Kuikens krijgen gewoonlijk voor het eerst water en voer na aankomst in de stal. Foto: Hans Prinsen PluimveeNieuws

Ministerie moet kuikenbroederijen onderzoeken

Staatssecretaris van Economische Zaken Martijn van Dam moet opnieuw onderzoek doen bij kuikenbroederijen naar het verstrekken van water en voer. Bovendien moet het ministerie kritiek van Wakker Dier op een rapport van universiteit Wageningen UR voorleggen aan de onderzoekers die een rapport hebben opgesteld over kuikens die 72 uur op hun dooierrest kunnen teren.

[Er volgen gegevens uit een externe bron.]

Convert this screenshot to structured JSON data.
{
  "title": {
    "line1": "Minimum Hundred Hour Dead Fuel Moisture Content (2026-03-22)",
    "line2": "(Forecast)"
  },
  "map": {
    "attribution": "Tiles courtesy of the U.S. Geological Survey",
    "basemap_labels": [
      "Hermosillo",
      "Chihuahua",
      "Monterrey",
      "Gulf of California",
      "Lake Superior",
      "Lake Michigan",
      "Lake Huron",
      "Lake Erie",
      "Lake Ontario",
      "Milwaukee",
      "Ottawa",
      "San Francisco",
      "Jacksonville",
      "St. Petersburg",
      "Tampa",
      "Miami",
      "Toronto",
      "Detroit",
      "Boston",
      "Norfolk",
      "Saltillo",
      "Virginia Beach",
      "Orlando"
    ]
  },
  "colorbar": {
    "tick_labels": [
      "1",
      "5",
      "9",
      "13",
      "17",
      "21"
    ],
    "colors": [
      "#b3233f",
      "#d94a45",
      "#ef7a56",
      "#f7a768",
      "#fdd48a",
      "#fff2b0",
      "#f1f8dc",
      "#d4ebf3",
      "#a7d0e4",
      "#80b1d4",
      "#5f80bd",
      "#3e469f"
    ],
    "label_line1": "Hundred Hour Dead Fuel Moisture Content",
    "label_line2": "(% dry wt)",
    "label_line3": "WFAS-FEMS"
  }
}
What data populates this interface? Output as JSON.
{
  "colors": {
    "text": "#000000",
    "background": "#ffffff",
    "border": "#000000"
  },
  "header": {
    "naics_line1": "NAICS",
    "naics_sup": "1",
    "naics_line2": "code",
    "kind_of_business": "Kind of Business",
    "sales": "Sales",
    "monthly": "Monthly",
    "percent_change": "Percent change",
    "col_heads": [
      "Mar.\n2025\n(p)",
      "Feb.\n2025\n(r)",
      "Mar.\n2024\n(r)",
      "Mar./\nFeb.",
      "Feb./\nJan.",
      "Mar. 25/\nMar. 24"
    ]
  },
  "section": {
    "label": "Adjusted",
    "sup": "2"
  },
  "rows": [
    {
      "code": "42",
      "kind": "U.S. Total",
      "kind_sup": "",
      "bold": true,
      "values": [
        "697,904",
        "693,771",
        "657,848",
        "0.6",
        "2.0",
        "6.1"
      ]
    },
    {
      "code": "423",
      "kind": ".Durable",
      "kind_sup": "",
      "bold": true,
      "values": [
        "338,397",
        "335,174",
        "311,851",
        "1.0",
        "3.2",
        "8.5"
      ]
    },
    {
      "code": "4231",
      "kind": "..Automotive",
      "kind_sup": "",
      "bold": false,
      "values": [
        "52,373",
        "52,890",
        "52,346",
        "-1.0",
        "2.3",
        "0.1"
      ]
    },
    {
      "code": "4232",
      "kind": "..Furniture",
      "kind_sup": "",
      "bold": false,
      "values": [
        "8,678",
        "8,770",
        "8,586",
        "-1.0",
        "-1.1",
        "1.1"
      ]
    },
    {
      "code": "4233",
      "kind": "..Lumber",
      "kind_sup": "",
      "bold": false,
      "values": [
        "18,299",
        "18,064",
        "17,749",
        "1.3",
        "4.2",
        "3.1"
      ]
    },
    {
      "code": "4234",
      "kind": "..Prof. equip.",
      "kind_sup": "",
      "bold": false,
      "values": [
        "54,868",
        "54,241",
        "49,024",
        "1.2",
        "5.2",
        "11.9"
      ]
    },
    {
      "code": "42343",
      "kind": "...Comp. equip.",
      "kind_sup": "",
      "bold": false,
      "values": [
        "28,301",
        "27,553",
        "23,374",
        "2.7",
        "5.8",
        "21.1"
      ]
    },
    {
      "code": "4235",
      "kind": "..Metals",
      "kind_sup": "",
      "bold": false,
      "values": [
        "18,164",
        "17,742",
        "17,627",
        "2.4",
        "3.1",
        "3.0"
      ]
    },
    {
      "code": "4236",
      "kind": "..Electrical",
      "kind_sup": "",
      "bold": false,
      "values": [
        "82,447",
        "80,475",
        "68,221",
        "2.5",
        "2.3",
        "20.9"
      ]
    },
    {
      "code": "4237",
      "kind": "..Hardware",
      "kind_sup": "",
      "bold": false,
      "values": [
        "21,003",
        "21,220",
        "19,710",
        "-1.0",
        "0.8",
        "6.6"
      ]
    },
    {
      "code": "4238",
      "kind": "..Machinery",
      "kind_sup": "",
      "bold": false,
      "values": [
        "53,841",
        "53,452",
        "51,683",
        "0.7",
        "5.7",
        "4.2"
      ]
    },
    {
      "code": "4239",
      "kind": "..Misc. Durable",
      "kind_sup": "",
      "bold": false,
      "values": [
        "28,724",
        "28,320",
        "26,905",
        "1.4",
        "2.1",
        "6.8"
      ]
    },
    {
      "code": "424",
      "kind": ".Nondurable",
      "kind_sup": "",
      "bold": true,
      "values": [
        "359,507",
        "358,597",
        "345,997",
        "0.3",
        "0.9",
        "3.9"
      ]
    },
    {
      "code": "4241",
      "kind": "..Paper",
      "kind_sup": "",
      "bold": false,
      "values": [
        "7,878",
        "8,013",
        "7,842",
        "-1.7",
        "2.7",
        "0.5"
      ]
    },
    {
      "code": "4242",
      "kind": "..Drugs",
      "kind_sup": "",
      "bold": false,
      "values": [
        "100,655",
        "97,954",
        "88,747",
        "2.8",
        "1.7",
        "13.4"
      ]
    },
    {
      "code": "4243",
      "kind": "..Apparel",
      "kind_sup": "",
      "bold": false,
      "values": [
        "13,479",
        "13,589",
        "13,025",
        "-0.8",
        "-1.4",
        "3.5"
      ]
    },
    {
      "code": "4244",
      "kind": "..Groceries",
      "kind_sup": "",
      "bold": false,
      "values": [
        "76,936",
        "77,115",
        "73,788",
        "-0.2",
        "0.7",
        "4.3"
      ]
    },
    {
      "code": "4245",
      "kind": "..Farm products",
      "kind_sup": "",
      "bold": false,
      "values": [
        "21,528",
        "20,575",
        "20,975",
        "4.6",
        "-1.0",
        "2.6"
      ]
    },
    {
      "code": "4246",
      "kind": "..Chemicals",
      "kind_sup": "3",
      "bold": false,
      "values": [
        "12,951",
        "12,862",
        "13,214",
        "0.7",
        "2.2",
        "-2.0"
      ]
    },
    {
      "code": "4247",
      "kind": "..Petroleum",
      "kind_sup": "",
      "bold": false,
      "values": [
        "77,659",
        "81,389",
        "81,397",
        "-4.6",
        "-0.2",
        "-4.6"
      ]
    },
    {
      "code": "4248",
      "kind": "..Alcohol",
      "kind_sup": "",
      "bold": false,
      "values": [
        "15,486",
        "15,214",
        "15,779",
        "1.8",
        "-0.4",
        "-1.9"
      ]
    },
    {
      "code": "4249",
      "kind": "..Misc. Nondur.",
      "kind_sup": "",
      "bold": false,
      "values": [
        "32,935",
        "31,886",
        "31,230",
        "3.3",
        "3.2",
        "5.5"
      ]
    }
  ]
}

Dat heeft het College van Beroep voor het bedrijfsleven (CBb) besloten.

Wakker Dier vroeg het ministerie in 2013 handhavend op te treden tegen kuikenbroederijen wanneer zij geen drinkwater en voer verstrekken aan kuikens, onmiddellijk nadat deze uit het ei zijn gekomen. Hiermee zouden de broederijen het Besluit welzijn productiedieren, de Gezondheids- en welzijnswet voor dieren en de Wet dieren overtreden, volgens de dierenwelzijnsorganisatie. Het ministerie weigerde dit, omdat het niet verstrekken van water en voer volgens hen niet in strijd was met de wetgeving, mits kuikens binnen 72 uur na uitkomst in de opfokstal zitten. De NVWA deed onderzoek bij drie Nederlandse broederijen en vond hier geen overtredingen.

Direct water en voer beschikbaar

Het ministerie baseert deze 72 uur waarin een kuiken op de dooierrest zou kunnen teren op onderzoek van Wageningen UR. Volgens Wakker Dier wordt hierin echter geen rekening gehouden met studies die juist concluderen dat het voor een gezond kuikens essentieel is om na uitkomst direct over water en voer te kunnen beschikken. Het CBb wil dat de staatssecretaris de kritiek van Wakker Dier aan de onderzoekers voorlegt.

Wakker Dier was daarnaast kritisch over het NVWA-onderzoek bij de broederijen. Op één van de broederijen waren geen kuikens aanwezig tijdens het bezoek, waardoor het volgens de organisatie onmogelijk is geweest een oordeel te kunnen vormen over het welzijn van kuikens in de broederij.

Nieuw besluit nodig

Het CBb is het daarmee eens en zegt dat hierdoor geen zinvolle controle op de broederij heeft kunnen plaatsvinden. Het orgaan verwerpt het besluit van de staatssecretaris om niet te handhaven bij de broederijen en zegt dat de staatssecretaris een nieuw besluit over het handhavingsverzoek van Wakker Dier moet nemen, waarin een gemotiveerde reactie van Wageningen UR op de door Wakker Dier aangeleverde informatie moet worden meegewogen, alsmede nader onderzoek op de broederijen.

Daarnaast geeft het CBb Van Dam ‘ter overweging’ mee om de Wageningse onderzoekers ook te vragen hoe lang kuikens na uitkomst volgens de recente gangbare wetenschappelijke inzichten uitsluitend kunnen teren op de reserves uit hun dooierzak. Het college betwijfelt of de genoemde 72 uur wettelijk is vastgelegd en noemt de maximale termijn waarbinnen het onthouden van voedsel en water mogelijk zou zijn, zonder dat daarbij kuikens de nodige verzorging wordt onthouden, onderdeel van het geschil.